# Meet Paisley!!



## still (Mar 16, 2013)

We bred 2 does to a spotted buck this fall and got exactly what we wanted! A spotted doeling!! So excited!:lovey:


----------



## NubianFan (Jun 3, 2013)

Sneaking to Texas to get myself something Paisley....


----------



## MoKa-Farms (Jun 19, 2013)

She is super cute!


----------



## ksalvagno (Oct 6, 2009)

Too cute!


----------



## still (Mar 16, 2013)

Thanks guys! I just wanted to show her off and in case anyone was wondering....my daughter did not want her face in the photo! I love my kid too. LOL!


----------



## peggy (Aug 11, 2010)

What a cutie pie.


----------



## Mamaboyd (Oct 10, 2013)

Adorable! Congratulations


----------



## AlvinLeanne (Feb 16, 2012)

Love her coloring!!


----------



## mapeltier (Mar 28, 2014)

Very much love her coloring! 


Sent from my iPhone using Goat Forum


----------



## FarmerInaDress (Mar 15, 2013)

She's adorable. Paisley is the perfect name for her!


----------



## HerdQueen (Oct 15, 2012)

Beautiful!


----------



## still (Mar 16, 2013)

FarmerInaDress said:


> She's adorable. Paisley is the perfect name for her!

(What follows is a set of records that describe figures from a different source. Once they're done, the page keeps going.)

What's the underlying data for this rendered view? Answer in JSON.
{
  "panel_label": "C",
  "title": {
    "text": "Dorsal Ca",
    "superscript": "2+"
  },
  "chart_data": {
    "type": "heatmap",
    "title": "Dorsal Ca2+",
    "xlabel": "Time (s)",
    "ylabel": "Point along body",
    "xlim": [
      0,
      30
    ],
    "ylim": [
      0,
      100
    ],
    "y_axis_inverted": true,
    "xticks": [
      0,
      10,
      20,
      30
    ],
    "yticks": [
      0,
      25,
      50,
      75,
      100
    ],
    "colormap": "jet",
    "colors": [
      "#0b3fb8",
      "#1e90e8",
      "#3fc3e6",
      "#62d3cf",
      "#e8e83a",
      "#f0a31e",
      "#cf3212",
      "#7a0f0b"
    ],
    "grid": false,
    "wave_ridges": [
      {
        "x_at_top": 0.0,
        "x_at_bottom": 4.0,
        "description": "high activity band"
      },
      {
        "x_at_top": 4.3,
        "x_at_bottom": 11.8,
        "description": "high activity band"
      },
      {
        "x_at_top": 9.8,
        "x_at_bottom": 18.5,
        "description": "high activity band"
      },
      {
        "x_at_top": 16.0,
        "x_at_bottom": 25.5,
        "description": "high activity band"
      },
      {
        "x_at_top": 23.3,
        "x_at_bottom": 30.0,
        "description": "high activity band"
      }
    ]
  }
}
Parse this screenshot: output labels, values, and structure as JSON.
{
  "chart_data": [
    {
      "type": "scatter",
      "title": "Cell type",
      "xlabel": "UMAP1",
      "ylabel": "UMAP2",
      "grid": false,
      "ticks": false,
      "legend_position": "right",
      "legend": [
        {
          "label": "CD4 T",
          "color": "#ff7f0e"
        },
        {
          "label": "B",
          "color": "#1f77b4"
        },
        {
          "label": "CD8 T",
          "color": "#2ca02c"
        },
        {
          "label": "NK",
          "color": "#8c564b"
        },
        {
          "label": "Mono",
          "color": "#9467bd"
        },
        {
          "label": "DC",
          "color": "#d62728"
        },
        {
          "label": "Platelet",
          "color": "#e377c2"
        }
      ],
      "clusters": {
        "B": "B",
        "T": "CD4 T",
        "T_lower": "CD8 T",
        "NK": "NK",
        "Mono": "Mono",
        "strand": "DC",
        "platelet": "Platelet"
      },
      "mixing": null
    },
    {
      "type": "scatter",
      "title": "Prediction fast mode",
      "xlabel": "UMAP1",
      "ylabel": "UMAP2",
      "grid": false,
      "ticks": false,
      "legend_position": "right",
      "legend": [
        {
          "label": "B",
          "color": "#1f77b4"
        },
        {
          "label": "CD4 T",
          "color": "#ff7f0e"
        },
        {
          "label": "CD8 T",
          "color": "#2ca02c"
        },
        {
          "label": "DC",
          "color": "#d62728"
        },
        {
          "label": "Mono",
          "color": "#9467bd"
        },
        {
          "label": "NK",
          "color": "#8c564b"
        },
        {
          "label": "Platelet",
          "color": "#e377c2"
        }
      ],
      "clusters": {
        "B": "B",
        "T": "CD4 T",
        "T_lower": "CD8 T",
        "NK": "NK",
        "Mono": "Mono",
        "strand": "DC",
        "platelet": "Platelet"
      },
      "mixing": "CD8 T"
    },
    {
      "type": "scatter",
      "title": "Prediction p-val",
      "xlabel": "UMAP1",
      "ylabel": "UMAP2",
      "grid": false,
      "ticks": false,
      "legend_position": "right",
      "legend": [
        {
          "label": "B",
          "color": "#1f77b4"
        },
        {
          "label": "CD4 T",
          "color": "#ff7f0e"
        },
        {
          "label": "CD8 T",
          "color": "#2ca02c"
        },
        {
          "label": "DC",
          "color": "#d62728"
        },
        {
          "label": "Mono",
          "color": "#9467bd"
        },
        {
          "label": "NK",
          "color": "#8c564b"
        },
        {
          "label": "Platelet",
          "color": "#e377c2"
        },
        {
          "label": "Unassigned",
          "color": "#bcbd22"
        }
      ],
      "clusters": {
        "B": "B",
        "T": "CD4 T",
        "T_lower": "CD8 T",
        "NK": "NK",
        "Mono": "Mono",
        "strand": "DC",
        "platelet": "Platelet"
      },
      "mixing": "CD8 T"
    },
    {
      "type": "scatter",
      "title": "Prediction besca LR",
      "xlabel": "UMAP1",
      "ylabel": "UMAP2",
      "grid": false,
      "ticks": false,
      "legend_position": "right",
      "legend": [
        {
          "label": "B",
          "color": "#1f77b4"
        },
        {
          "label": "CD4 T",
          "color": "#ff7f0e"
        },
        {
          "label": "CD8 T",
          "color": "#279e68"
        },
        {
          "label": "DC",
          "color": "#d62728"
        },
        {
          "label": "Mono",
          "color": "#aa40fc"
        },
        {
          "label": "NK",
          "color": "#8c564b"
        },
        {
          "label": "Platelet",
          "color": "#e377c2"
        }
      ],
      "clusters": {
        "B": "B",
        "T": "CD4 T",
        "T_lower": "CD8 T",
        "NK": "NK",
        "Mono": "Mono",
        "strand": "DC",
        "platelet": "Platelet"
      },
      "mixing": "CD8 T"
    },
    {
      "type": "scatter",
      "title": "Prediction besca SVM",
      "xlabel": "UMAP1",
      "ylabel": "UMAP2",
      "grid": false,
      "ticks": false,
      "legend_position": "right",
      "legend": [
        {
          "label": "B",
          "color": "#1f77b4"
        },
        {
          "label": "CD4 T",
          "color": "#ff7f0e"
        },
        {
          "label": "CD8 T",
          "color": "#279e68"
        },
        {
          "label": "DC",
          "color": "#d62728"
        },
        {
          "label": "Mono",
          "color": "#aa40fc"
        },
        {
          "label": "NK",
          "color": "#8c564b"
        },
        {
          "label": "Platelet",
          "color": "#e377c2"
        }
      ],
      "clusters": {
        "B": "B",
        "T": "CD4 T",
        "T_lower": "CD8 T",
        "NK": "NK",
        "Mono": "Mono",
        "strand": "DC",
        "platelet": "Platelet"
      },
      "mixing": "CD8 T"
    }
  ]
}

Yes I thought that was very fitting! I can't wait to see how she's gonna grow out for me!


----------



## amandaharms8 (Jan 6, 2014)

She's beautifil


Sent from my iPhone using Goat Forum


----------



## dnchck (Mar 24, 2014)

I love her! precious!


----------



## janeen128 (Dec 31, 2012)

Adorable... I like the name too;-)


----------



## still (Mar 16, 2013)

Thanks guys! We love her more everyday!


Sent from my iPhone using Goat Forum


----------



## Abra (Aug 11, 2012)

Oh My Moonspots!!!! Me want!!! Berry Much!


----------



## still (Mar 16, 2013)

Lol!!! Abra


Sent from my iPhone using Goat Forum


----------



## FriendlyFainterFarm (Mar 2, 2014)

Congrats! Very beautiful coloring


----------